El discurso de la violencia y la represión del Estado es esencial para los partidos independentistas, que en la última semana se han esmerado en la recomposición de su relato: «La independencia no fue posible porque no esperábamos la reacción violenta del Estado». Y ese discurso, cuya cúspide alcanzó ayer Marta Rovira, lleva implícita la denuncia constante de los «presos políticos» y su reivindicación, tanto en discursos como en las listas electorales.

Una situación especialmente sintomática en el PDCat, donde los únicos miembros de la dirección del partido que se han visto premiados con lugares destacados en la candidatura son el ex president, los ex consellers y miembros de la Mesa del Parlament implicados en las causas judiciales derivadas del proceso independentista. El resultado: una lista de independientes e imputados que puede poner en serios aprietos al bloque independentista en el futuro Parlament.

Carles Puigdemont, Jordi Turull, Josep Rull, Clara Ponsatí, Lluís Puig y Lluís Guinó han tenido lugares destacados en la lista de JxC, a los que han renunciado Joaquim Forn, Meritxell Borràs.
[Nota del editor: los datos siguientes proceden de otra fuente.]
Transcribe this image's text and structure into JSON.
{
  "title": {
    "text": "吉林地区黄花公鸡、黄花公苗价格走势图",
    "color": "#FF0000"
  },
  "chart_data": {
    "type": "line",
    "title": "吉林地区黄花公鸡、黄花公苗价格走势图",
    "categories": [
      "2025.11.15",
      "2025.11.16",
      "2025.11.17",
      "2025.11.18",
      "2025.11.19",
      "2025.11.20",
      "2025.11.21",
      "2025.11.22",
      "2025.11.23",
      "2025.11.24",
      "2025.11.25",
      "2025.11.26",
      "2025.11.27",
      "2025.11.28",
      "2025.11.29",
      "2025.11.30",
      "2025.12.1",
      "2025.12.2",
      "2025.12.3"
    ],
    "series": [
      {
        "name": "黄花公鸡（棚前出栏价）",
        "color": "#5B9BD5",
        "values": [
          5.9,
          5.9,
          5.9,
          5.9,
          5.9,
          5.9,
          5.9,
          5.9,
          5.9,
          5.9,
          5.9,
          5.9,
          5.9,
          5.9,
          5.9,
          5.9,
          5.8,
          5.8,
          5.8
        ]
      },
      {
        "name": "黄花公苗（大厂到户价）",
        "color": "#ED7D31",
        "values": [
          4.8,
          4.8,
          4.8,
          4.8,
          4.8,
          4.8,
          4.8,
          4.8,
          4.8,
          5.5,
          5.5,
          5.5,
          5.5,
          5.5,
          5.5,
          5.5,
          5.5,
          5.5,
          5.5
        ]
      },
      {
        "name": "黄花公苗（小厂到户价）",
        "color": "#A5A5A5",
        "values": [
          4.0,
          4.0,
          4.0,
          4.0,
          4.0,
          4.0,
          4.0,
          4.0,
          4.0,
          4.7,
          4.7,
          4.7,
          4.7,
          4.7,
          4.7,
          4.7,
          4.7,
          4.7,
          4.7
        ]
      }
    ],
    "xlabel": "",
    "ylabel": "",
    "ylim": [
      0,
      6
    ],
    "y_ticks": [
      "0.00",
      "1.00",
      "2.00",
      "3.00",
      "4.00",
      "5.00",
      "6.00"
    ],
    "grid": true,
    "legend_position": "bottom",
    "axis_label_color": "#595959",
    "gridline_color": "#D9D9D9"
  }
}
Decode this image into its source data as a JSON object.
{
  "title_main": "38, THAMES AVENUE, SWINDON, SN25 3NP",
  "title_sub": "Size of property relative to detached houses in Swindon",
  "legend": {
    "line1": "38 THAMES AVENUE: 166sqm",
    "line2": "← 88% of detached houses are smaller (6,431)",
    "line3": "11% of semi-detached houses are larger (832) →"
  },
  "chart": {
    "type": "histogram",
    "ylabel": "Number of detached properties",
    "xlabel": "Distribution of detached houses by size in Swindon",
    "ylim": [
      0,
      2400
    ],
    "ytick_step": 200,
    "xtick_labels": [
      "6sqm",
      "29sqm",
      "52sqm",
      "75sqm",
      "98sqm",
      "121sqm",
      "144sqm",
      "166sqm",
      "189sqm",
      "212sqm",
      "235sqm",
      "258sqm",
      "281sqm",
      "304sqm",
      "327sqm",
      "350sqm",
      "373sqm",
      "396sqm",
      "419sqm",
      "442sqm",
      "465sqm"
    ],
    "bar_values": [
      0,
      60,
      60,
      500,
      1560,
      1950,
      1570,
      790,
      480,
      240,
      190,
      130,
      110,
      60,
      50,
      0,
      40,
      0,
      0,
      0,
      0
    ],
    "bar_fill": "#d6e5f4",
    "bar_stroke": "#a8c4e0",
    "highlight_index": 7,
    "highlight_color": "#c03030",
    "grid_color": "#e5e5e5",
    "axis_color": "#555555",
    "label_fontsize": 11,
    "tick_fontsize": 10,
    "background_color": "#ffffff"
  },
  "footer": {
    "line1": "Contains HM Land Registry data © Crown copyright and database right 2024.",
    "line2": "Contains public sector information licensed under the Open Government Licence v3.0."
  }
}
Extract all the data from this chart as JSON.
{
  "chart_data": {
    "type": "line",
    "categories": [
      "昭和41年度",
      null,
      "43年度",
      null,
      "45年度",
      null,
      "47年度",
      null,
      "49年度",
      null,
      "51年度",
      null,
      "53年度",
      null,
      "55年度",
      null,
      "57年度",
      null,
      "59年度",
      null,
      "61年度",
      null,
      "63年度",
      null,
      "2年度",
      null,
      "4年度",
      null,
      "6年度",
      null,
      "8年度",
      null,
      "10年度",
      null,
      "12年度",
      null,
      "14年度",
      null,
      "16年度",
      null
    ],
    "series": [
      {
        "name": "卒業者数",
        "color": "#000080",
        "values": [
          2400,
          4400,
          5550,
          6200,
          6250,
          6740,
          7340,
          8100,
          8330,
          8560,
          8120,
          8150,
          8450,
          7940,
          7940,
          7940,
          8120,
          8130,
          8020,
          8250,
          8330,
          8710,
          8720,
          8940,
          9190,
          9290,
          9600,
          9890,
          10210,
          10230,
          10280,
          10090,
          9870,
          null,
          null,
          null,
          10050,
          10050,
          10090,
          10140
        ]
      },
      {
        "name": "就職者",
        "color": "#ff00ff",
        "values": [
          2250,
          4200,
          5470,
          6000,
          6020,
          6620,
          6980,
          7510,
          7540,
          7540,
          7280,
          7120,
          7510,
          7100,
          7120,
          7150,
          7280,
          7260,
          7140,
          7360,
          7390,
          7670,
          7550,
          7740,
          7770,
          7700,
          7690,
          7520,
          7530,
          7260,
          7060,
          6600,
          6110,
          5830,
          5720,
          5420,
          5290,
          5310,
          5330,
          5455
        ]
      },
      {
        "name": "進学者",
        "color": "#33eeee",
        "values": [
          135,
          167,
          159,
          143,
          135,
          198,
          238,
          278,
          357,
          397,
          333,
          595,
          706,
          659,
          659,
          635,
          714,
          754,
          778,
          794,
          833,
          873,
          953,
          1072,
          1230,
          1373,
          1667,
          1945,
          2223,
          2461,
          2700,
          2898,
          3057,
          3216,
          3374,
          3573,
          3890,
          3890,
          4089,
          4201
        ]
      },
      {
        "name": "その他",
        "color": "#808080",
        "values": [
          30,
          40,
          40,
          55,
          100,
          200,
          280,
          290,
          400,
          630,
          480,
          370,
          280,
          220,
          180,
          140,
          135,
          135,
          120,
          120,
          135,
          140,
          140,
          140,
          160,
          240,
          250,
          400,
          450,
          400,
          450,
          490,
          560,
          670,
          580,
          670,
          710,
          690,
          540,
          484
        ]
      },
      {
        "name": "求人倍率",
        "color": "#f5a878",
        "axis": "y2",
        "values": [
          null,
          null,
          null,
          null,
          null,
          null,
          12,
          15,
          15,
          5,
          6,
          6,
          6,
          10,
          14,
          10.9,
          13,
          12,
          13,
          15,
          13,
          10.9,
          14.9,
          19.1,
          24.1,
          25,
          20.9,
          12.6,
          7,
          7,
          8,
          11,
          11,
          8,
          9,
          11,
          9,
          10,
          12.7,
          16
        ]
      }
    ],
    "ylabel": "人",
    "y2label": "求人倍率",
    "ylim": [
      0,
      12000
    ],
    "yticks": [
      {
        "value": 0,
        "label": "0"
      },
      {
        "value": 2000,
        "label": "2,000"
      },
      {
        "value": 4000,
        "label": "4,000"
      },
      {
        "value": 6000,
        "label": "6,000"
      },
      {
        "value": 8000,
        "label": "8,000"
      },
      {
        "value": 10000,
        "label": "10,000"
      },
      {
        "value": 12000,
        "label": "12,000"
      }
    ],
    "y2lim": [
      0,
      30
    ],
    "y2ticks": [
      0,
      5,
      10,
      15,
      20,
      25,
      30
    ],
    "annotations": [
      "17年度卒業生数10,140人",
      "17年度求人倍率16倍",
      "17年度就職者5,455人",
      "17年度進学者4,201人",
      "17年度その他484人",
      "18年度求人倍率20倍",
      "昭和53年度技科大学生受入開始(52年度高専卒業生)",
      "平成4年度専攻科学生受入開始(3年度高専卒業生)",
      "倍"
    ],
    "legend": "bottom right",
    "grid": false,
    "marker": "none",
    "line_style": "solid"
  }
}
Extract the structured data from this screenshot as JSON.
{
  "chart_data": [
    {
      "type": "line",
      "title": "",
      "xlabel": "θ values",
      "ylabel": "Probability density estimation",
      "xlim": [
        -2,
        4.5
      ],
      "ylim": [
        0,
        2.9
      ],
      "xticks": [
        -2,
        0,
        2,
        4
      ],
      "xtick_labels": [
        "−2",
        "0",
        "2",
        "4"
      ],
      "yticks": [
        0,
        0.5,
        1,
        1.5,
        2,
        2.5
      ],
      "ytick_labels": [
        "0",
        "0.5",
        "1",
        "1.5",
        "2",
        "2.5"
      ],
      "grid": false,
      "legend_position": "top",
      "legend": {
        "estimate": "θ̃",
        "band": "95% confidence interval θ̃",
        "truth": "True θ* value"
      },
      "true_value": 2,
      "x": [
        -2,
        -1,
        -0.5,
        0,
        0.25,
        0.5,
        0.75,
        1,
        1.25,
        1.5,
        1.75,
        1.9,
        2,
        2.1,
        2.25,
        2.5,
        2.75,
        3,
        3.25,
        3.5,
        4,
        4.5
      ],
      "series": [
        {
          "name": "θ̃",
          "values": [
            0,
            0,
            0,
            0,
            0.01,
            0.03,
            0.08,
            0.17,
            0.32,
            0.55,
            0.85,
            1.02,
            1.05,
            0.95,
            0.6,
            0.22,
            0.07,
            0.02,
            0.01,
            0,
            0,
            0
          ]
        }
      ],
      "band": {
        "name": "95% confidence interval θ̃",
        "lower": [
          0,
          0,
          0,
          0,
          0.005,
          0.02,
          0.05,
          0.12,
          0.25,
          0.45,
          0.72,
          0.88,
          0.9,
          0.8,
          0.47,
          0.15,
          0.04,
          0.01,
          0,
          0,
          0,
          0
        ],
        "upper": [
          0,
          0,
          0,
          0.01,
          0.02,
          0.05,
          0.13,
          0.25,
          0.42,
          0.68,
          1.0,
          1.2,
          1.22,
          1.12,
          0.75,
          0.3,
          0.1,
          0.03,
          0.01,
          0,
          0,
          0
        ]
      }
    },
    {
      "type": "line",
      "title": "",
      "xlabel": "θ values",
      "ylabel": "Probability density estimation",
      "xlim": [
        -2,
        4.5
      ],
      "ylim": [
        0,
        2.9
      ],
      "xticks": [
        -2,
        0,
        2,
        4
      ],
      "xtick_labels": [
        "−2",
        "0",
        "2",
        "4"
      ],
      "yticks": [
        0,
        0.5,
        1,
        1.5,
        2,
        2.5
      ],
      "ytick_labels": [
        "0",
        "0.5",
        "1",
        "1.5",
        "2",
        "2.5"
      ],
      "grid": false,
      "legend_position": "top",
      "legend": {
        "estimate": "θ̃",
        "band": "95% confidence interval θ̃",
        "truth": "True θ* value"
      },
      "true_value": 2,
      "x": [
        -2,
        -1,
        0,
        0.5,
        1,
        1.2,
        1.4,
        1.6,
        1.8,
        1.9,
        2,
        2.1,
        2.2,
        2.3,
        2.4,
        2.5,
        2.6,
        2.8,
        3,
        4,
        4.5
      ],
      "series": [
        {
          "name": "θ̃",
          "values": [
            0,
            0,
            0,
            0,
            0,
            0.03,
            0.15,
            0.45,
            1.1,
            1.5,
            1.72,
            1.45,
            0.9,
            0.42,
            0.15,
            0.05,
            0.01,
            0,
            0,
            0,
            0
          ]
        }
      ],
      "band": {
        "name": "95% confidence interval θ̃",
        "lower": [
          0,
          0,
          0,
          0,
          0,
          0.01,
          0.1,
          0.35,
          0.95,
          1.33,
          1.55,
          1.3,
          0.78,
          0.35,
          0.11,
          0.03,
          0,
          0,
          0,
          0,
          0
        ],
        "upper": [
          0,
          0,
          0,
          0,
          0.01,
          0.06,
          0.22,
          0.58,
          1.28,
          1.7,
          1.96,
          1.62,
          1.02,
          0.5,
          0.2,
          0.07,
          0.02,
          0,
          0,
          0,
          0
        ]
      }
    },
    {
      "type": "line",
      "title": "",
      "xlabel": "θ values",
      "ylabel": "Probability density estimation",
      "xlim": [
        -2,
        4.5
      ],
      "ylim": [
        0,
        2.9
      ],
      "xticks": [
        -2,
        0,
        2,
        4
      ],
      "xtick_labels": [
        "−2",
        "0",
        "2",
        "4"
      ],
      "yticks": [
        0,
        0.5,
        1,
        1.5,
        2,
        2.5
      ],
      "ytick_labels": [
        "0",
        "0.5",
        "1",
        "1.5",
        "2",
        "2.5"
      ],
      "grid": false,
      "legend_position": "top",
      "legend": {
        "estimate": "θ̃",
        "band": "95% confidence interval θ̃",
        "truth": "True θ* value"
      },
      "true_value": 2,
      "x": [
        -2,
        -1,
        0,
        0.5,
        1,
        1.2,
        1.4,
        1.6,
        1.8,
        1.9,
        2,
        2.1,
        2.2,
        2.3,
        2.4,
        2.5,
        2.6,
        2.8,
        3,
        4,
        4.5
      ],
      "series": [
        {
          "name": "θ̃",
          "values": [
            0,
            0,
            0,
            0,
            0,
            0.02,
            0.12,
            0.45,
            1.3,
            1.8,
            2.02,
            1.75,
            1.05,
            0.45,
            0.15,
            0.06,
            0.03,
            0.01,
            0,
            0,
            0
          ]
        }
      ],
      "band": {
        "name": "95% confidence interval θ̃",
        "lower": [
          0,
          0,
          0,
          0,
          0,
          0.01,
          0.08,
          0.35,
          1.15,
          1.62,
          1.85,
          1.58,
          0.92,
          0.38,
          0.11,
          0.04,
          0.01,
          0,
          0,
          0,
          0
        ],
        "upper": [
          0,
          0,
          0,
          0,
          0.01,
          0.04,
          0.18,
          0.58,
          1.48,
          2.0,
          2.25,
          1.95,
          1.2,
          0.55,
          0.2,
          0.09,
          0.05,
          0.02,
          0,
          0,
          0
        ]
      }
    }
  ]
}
En las filas republicanas, ese papel lo ocupan Oriol Junqueras, Raül Romeva, Carme Forcadell, Carles Mundó, Toni Comín, Dolors Bassa y Meritxell Serret. Son seis nombres en la lista de JxC y siete en la de ERC en un bloque que durante la última legislatura ha impuesto su rodillo con el escaso margen de cuatro diputados sobre la mayoría absoluta.

Trabas políticas, no legales

Los diferentes procesos judiciales abiertos contra todos ellos por su papel en el proceso independentista no suponen ninguna traba para su inclusión en las candidaturas. No existe sentencia firme contra ninguno de ellos, señalan las fuentes jurídicas consultadas, por lo que conservan su derecho al sufragio pasivo. Tampoco es aplicable en su caso el artículo 6.4 de la Loreg que establece la incompatibilidad por ilegalización de un partido político.

Los problemas empezarán en el momento en que deban tomar posesión de su acta como diputados, para hacer efectiva su elección. Algunas fuentes recuerdan que esa toma de posesión debe hacerse en persona, por lo que, de seguir en prisión condicional los miembros del Govern que se encuentran encarcelados no podrían hacer efectiva su condición de diputados. Un hecho que, en el caso de Oriol Junqueras, lo convertiría además en inelegible como presidente de la Generalitat, motivo por el cual ya ha señalado a Marta Rovira como sucesora.

Otras fuentes descartan este escenario, puesto que llegado el caso lo más probable es que el tribunal responsable, ya sea la Audiencia Nacional o el Tribunal Supremo, autorice su salida de prisión para tomar posesión del acta de diputado. Pero apuntan que, una vez constituido el Parlament, las votaciones exigen la presencia de los electos para participar en ellas.

El voto solo puede ser delegado, según el reglamento de la Cámara autonómica, por enfermedad. Por tanto, la ausencia de los encarcelados, así como los huidos en Bruselas, pondría en riesgo la mayoría independentista, que según todas las encuestas será tan precaria como la de la legislatura que acaba de concluir.

El escenario para Puigdemont

Este escenario es especialmente preocupante para Carles Puigdemont y los cuatro consellers huidos que sí forman parte de las candidaturas independentistas: Ponsatí y Puig por JxC, Bassa y Comín en ERC. En el caso de los ex miembros actualmente encarcelados, es posible que en el momento en el que el juez del Tribunal Supremo Pedro Llarena asuma la causa contra ellos aplique el mismo criterio con ellos que con la Mesa del Parlament y salgan en libertad condicional bajo fianza.

Pero si los huidos agotan la vía belga y esperan a ser extraditados por la justicia de este país, la justicia española sólo podría dictar prisión sin fianza, puesto que ya han acreditado su voluntad de fuga. Consciente de ello, Puigdemont ha insistido en los últimos días, en las diversas entrevistas concedidas, en que sería inadmisible su detención tras una victoria electoral que, a su juicio, supondría un aval popular a sus actos como president. Un argumento inaceptable para la justicia española, pero que ya empieza a preparar como siguiente eslabón en su discurso del agravio.